Fifa will usher in a new era at the presidential election in Zurich on Friday, with Gianni Infantino, Sheikh Salman bin Ebrahim al-Khalifa, Prince Ali bin al-Hussein, Jerome Champagne and Tokyo Sexwale vying for presidency.
All this comes as Blatter serves out a reduced six-year ban for a “disloyal payment” of two million Swiss francs (£1.3million) made to Uefa boss Michel Platini in 2011.
Blatter’s original eight-year suspension from all football-related activity alongside Platini was cut down after his long service to the game was taken into account.
The sanction is due to expire in time for the 2022 World Cup in Qatar, ironically a tournament controversially awarded to the Arab country amid allegations of corruption under Blatter’s tenure, but the 79-year-old has no plans to return football in a working capacity.

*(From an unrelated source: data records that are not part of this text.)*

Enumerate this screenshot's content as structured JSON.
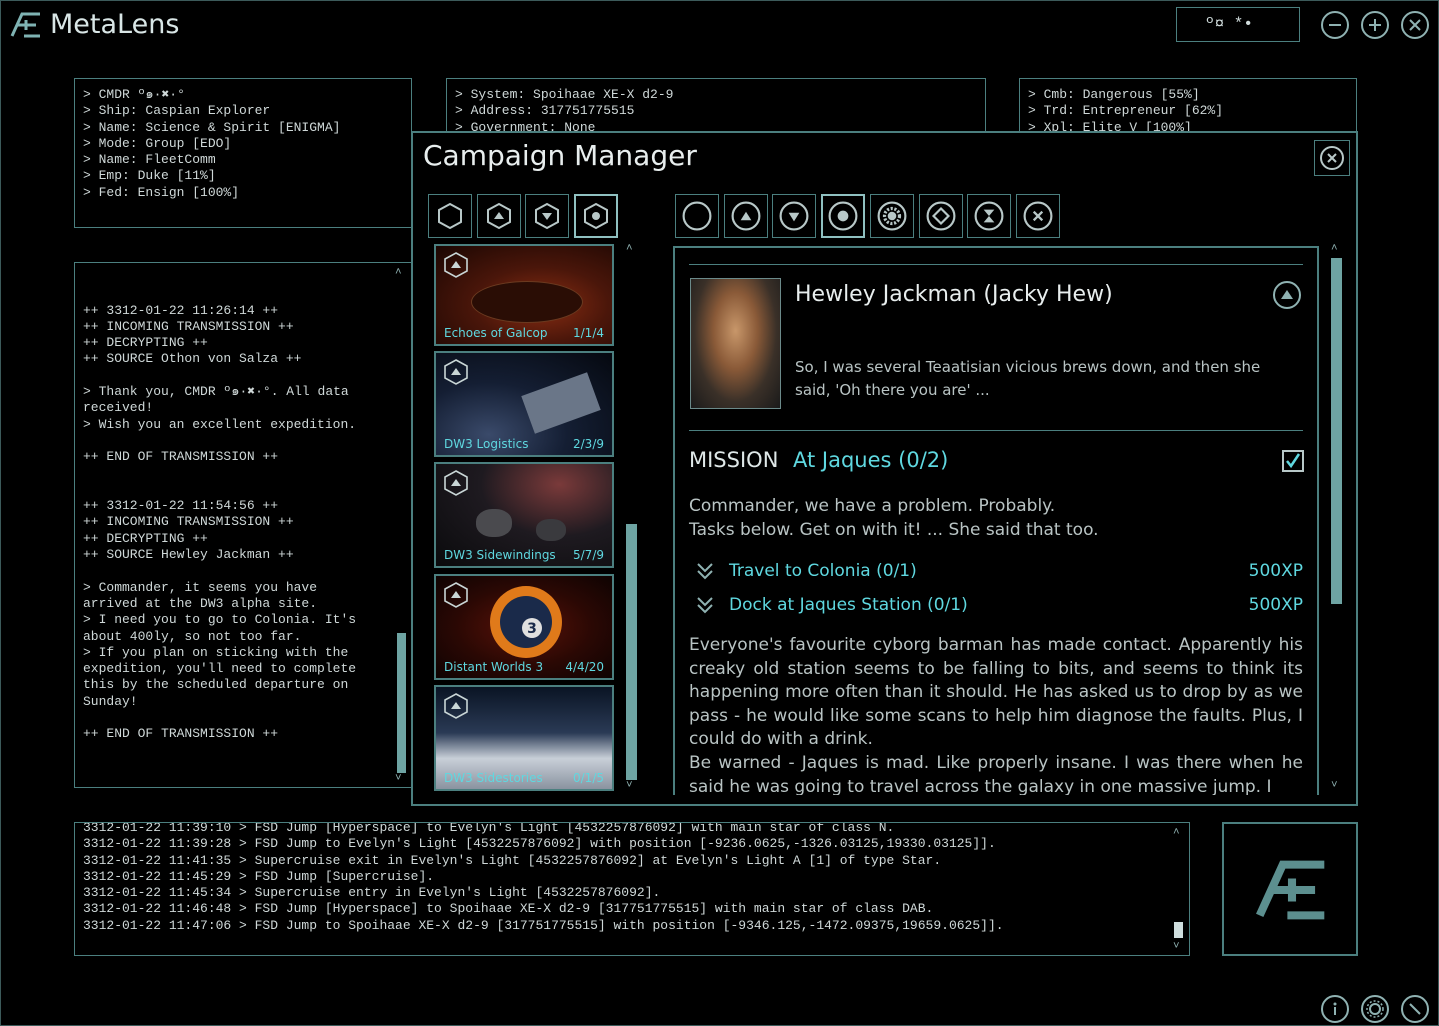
{
  "app": {
    "title": "MetaLens",
    "cmdr_glyphs": "º¤ *•"
  },
  "left_info": [
    "> CMDR º๑·✖·°",
    "> Ship: Caspian Explorer",
    "> Name: Science & Spirit [ENIGMA]",
    "> Mode: Group [EDO]",
    "> Name: FleetComm",
    "> Emp: Duke [11%]",
    "> Fed: Ensign [100%]"
  ],
  "mid_info": [
    "> System: Spoihaae XE-X d2-9",
    "> Address: 317751775515",
    "> Government: None"
  ],
  "right_info": [
    "> Cmb: Dangerous [55%]",
    "> Trd: Entrepreneur [62%]",
    "> Xpl: Elite V [100%]"
  ],
  "transmissions": [
    "",
    "",
    "++ 3312-01-22 11:26:14 ++",
    "++ INCOMING TRANSMISSION ++",
    "++ DECRYPTING ++",
    "++ SOURCE Othon von Salza ++",
    "",
    "> Thank you, CMDR º๑·✖·°. All data",
    "received!",
    "> Wish you an excellent expedition.",
    "",
    "++ END OF TRANSMISSION ++",
    "",
    "",
    "++ 3312-01-22 11:54:56 ++",
    "++ INCOMING TRANSMISSION ++",
    "++ DECRYPTING ++",
    "++ SOURCE Hewley Jackman ++",
    "",
    "> Commander, it seems you have",
    "arrived at the DW3 alpha site.",
    "> I need you to go to Colonia. It's",
    "about 400ly, so not too far.",
    "> If you plan on sticking with the",
    "expedition, you'll need to complete",
    "this by the scheduled departure on",
    "Sunday!",
    "",
    "++ END OF TRANSMISSION ++"
  ],
  "log_lines": [
    "3312-01-22 11:39:10 > FSD Jump [Hyperspace] to Evelyn's Light [4532257876092] with main star of class N.",
    "3312-01-22 11:39:28 > FSD Jump to Evelyn's Light [4532257876092] with position [-9236.0625,-1326.03125,19330.03125]].",
    "3312-01-22 11:41:35 > Supercruise exit in Evelyn's Light [4532257876092] at Evelyn's Light A [1] of type Star.",
    "3312-01-22 11:45:29 > FSD Jump [Supercruise].",
    "3312-01-22 11:45:34 > Supercruise entry in Evelyn's Light [4532257876092].",
    "3312-01-22 11:46:48 > FSD Jump [Hyperspace] to Spoihaae XE-X d2-9 [317751775515] with main star of class DAB.",
    "3312-01-22 11:47:06 > FSD Jump to Spoihaae XE-X d2-9 [317751775515] with position [-9346.125,-1472.09375,19659.0625]]."
  ],
  "campaign": {
    "title": "Campaign Manager",
    "campaigns": [
      {
        "name": "Echoes of Galcop",
        "count": "1/1/4"
      },
      {
        "name": "DW3 Logistics",
        "count": "2/3/9"
      },
      {
        "name": "DW3 Sidewindings",
        "count": "5/7/9"
      },
      {
        "name": "Distant Worlds 3",
        "count": "4/4/20"
      },
      {
        "name": "DW3 Sidestories",
        "count": "0/1/5"
      }
    ],
    "character": {
      "name": "Hewley Jackman (Jacky Hew)",
      "quote": "So, I was several Teaatisian vicious brews down, and then she said, 'Oh there you are' ..."
    },
    "mission": {
      "label": "MISSION",
      "title": "At Jaques (0/2)",
      "intro1": "Commander, we have a problem. Probably.",
      "intro2": "Tasks below. Get on with it! ... She said that too.",
      "tasks": [
        {
          "name": "Travel to Colonia (0/1)",
          "xp": "500XP"
        },
        {
          "name": "Dock at Jaques Station (0/1)",
          "xp": "500XP"
        }
      ],
      "body1": "Everyone's favourite cyborg barman has made contact. Apparently his creaky old station seems to be falling to bits, and seems to think its happening more often than it should. He has asked us to drop by as we pass - he would like some scans to help him diagnose the faults. Plus, I could do with a drink.",
      "body2": "Be warned - Jaques is mad. Like properly insane. I was there when he said he was going to travel across the galaxy in one massive jump. I"
    },
    "filter_icons": [
      "hexagon-icon",
      "hex-up-icon",
      "hex-down-icon",
      "hex-star-icon"
    ],
    "status_icons": [
      "empty-circle-icon",
      "up-circle-icon",
      "down-circle-icon",
      "star-circle-icon",
      "burst-circle-icon",
      "diamond-circle-icon",
      "hourglass-circle-icon",
      "x-circle-icon"
    ]
  },
  "colors": {
    "accent": "#5fd8e0",
    "border": "#4b7f7f",
    "scroll": "#6ea4a3"
  }
}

“Enough is enough,” Blatter told the New York Times. “I will always be a president.”
“Every day is a fiesta. I am a happy man. Sometimes sad, yes. But I am a happy man.”
Blatter added: “This ban of six years, eight years, 20 years – whatever it is, it will not be upheld by the tribunal [Court of Arbitration for Sport].

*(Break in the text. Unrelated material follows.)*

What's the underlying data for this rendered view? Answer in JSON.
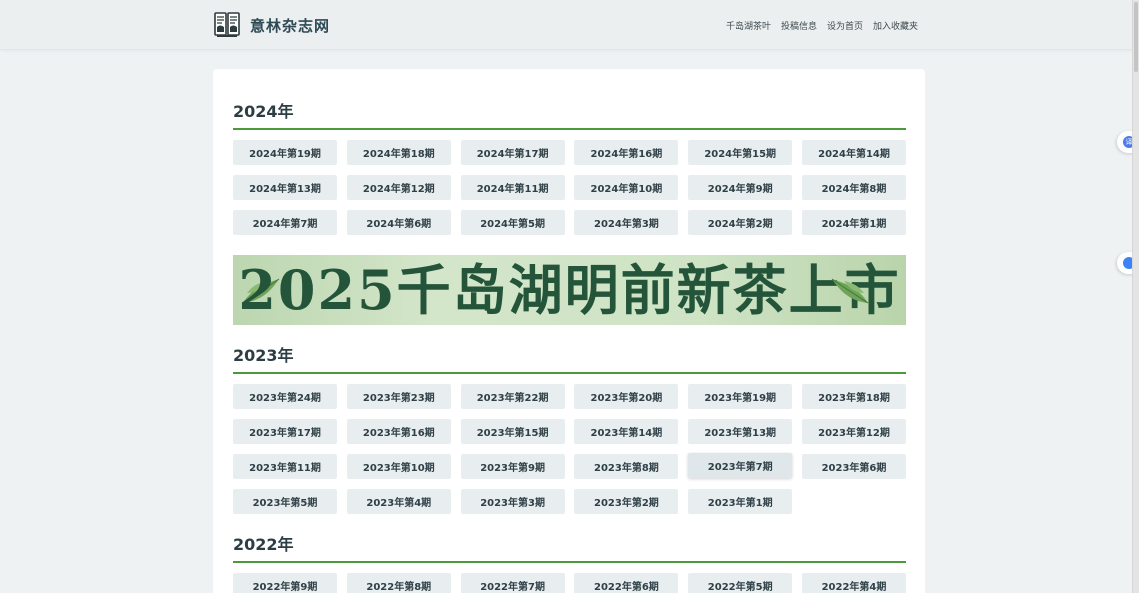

“In their ruling, they took out bribery and corruption – so what is left if there is no bribery and corruption? It’s not logical.
“I have also worked double than Platini – they should have given me four years’ reduction, not two. He is 60 and I am 80.”
“No man is a prophet in his own country,” he continued.
“The Swiss authorities here treated me like I was the last of the gangsters in the world.”
Blatter has taken a back seat leading into Friday’s vote, opting not to publicly endorse any of the five candidates.
But he did seemingly throw his support behind Sheikh Salman, who has been forced to deny claims of human rights violations in Bahrain.
“In his country, it’s a kingdom, so it’s different,” Blatter said. “You know, in the Bible, it is said, Don’t judge, otherwise you will be judged.